Beide Leistungen - sowohl die Kindererziehung als auch die Pflege älterer Familienangehöriger - werden immer noch überwiegend von Frauen erbracht. Haben sie ihre Kinder aus dem Gröbsten heraus, werden die meisten um das 50. Lebensjahr mit der Pflegebedürftigkeit der Eltern oder anderer naher Verwandter konfrontiert. 70 bis 75 % der Pflegebedürftigen - Frau Prof. Heppener hatte die Zahl schon genannt - werden zu Hause betreut, und ein Großteil der Pflegenden befindet sich noch im erwerbstätigen Alter. Diese Pflegenden, zumeist Frauen, stehen dann meist vor der Alternative, ihren Beruf aufgeben oder entsprechend einschränken zu müssen. Dabei haben die meisten Pflegenden trotz der großen physischen und psychischen Belastungen durch die Pflege den Wunsch, ihre Berufstätigkeit fortzusetzen, dies einmal schlicht aus finanziellen Erwägungen heraus, aber auch, um einen Ausgleich zu den seelischen Belastungen der Pflege schaffen zu können.
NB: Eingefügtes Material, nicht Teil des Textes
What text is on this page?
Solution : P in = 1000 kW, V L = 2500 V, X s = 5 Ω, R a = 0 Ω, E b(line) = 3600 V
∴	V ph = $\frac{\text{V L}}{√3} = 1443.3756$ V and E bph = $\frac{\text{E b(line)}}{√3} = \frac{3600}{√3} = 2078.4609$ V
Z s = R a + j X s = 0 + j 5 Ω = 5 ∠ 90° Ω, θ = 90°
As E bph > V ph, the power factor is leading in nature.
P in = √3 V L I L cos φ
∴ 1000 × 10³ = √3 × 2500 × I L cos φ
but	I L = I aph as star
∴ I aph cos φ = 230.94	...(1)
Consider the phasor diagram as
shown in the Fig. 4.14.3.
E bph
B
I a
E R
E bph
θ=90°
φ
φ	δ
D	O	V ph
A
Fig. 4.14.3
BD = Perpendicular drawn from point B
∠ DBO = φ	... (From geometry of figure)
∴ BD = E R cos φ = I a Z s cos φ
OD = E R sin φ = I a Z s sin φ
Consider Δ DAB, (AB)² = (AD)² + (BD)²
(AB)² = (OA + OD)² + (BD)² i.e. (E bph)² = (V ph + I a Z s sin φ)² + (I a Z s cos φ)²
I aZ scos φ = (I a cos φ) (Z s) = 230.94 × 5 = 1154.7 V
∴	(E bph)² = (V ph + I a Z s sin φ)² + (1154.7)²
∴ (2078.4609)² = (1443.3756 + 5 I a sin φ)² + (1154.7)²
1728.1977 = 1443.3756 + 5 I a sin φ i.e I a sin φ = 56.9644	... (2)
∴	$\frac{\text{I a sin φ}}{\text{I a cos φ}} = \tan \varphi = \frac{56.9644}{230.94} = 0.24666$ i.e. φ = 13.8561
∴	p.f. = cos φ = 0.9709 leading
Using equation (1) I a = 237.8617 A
Den Pflegenden - ich sage auch den pflegenden Frauen - wird, gemessen an ihren immensen Leistungen, immer noch viel zu wenig gesellschaftliche Unterstützung und Anerkennung entgegengebracht. Die Mängel in der Pflegeinfrastruktur bei entlastenden und beratenden Dienstleistungen und individuellen Hilfen führen oft zu einer Überforderung der Pflegepersonen und zum Zusammenbruch familiärer Hilfs- und Unterstützungssysteme.
Die Bedürfnisse der Pflegebedürftigen und ihrer Familien müssen in das Zentrum der Betrachtung gerückt werden. Außerdem - das sage ich gerade als Grüne - ist es uns besonders wichtig, dass die Last der ehrenamtlichen Pflege zukünftig nicht nur einseitig bei den Frauen liegt, sondern dass auch Männer verstärkt Verantwortung übernehmen.
Ich möchte noch einen Satz zu der Kritik an den Pflegestützpunkten sagen, obwohl ich mich darauf nicht so sehr konzentrieren wollte; denn das ist nur ein Bestandteil. Wir unterstützen diese Pflegestützpunkte, sie dienen nicht der Ausplünderung irgendwelcher Unternehmen,
sondern haben weitreichende Aufgaben. Ich kann Ihnen nur sagen, Herr Kollege Beyer: In meinem Wahlkreis zum Beispiel werde ich jeden zweiten Tag vom Seniorenbeirat und von Senioren darauf angesprochen, warum wir noch keinen haben,
Die Intention des Antrags geht in die richtige Richtung und wird von uns unterstützt. Inwieweit in Zeiten wirtschaftlicher Krisen und einem Arbeitsmarkt, der von den Arbeitnehmern immer höhere Flexibilität abfordert, die Unternehmen die Bereitschaft zur Unterstützung pflegender Mitarbeiter aufbringen, bleibt abzuwarten.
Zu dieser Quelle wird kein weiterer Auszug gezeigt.